人生は野菜スープ~usamimi hawkrose diary

元雑誌フリーライター。勝手気儘に音楽、映画、現代詩、自炊などについて書いています。

ピーナッツ畑でつかまえて(18)

 普通これはないんじゃないかなぁ、とチャーリー・ブラウンはボヤきました。どこがやねん?とジェスチャーするスヌーピー(このビーグル犬は筆談はできますが、さすがに人語は発音できないのでミミックで会話するのです……たいがいの人には人間を馬鹿にした犬のような仕草に見えますが)。これだよ。
 手錠だよ!とついに温厚、というよりはお人好し、というよりはうすのろのチャーリーですら我慢がならずに叫びました。そういう時チャーリー・ブラウンは類型的なアメリカ人少年のボディ・ランゲージとして顔は天を仰ぎ、両腕は翼のようにお手上げするのですが、いかんせんチャーリーの右手首はスヌーピーの前肢とつながれていたので右手からはビーグル犬をぶら下げたどこかの抜け作のように見えました。
 彼らの会話を追って記述するより要点をまとめると、つまり彼らは無銭飲食で捕まって押送中に逃げてきたのです。無銭飲食などはアメリカ市民なら当然の権利とまでは言わずとも人生で一度や二度は通る道、今さらながら失敗が悔やまれるのは安易に手錠のままで脱走してきてしまったことでした。
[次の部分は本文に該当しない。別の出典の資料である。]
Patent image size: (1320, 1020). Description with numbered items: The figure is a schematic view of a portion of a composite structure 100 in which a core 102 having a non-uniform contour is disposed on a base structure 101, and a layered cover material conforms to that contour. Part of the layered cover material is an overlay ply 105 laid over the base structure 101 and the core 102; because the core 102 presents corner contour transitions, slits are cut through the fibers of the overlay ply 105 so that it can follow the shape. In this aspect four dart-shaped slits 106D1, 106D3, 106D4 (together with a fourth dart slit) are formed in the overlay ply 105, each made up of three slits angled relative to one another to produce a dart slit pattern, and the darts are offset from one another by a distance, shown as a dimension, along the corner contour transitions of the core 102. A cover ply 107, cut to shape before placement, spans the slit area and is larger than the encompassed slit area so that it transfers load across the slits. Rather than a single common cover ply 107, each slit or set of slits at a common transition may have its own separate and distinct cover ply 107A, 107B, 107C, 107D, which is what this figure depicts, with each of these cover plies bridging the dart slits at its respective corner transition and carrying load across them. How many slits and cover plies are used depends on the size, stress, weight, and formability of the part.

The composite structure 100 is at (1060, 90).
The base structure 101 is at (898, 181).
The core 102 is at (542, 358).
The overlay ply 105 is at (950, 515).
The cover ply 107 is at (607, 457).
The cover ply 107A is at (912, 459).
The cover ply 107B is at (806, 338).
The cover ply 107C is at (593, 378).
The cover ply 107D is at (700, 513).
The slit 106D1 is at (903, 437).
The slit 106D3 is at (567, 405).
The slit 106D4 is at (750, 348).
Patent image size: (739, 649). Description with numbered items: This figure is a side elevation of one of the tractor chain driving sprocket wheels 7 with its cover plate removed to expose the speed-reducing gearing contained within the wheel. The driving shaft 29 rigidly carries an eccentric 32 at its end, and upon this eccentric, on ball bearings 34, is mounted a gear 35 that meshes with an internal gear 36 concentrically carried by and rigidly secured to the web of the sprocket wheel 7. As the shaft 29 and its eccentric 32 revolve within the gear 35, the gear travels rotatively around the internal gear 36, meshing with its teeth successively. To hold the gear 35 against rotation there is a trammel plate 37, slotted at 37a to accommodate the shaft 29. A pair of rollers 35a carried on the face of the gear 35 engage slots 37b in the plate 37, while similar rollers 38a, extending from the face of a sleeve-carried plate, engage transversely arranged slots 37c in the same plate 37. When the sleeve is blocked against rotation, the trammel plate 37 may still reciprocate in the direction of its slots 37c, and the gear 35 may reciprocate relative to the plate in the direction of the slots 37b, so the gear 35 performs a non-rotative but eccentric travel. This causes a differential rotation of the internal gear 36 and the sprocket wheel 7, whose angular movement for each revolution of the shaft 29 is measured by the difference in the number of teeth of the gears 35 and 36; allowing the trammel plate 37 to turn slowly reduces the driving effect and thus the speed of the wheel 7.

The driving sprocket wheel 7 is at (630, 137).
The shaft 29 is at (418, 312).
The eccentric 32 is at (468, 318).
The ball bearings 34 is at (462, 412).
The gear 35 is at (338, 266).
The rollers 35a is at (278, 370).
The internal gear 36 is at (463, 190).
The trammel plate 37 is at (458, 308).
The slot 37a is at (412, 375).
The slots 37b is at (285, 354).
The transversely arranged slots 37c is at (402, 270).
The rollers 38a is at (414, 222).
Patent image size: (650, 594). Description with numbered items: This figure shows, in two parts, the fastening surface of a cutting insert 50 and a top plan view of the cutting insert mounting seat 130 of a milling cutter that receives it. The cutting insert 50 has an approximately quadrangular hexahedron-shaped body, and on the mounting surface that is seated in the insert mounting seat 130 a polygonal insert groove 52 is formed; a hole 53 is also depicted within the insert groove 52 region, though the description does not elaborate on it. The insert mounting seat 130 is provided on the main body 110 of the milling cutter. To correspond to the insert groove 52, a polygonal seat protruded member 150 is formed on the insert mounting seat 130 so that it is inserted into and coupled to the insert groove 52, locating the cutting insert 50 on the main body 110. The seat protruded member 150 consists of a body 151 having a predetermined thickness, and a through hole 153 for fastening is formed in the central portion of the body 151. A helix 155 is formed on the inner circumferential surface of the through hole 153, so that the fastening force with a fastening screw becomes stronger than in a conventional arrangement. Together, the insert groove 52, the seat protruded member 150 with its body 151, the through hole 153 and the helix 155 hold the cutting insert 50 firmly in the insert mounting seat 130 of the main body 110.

せめて手錠が外されるまで待つべきだったのです。
 それにしてもさ、とチャーリー、たとえキミが二足歩行の犬だとしても、普通は人と犬を手錠でつなぐって法はないんじゃないかい!ああそうだよ、共犯だからっていうのが司法の言い分だろうね。だけど未決犯にもちゃんと人権てものがあるのがこの国のはずなんだ!
 うなずくビーグル犬。いや、スヌーピー、勘違いしてもらっちゃ困るけど、人権があるのはぼくで、キミにはない。キミはぼくの私有財産でしかないんだよ。だから?とスヌーピー。だからさ、キミはぼくの私有財産だから……。空いている方の手で握手を求めるスヌーピー
 愕然として現状に直面するチャーリー。余裕の姿勢で忠誠のポーズすらキメるスヌーピー。ああ、そういうことになるのか!要するにぼくは私有財産につながれているだけで、不当な懲罰であることを嘆くこともできないのか。そしてかえって有利な力関係になってしまったこの小型ビーグル犬の呑気きわまる態度!
 二足歩行といっても身長差は歴然とあるので、手首を袖口で隠せば彼らは普通よりちょっとおかしい犬の散歩に見えたでしょう。しかしそれはチャーリーにはビーグル犬の主人として屈辱感を拭いきれないことでした。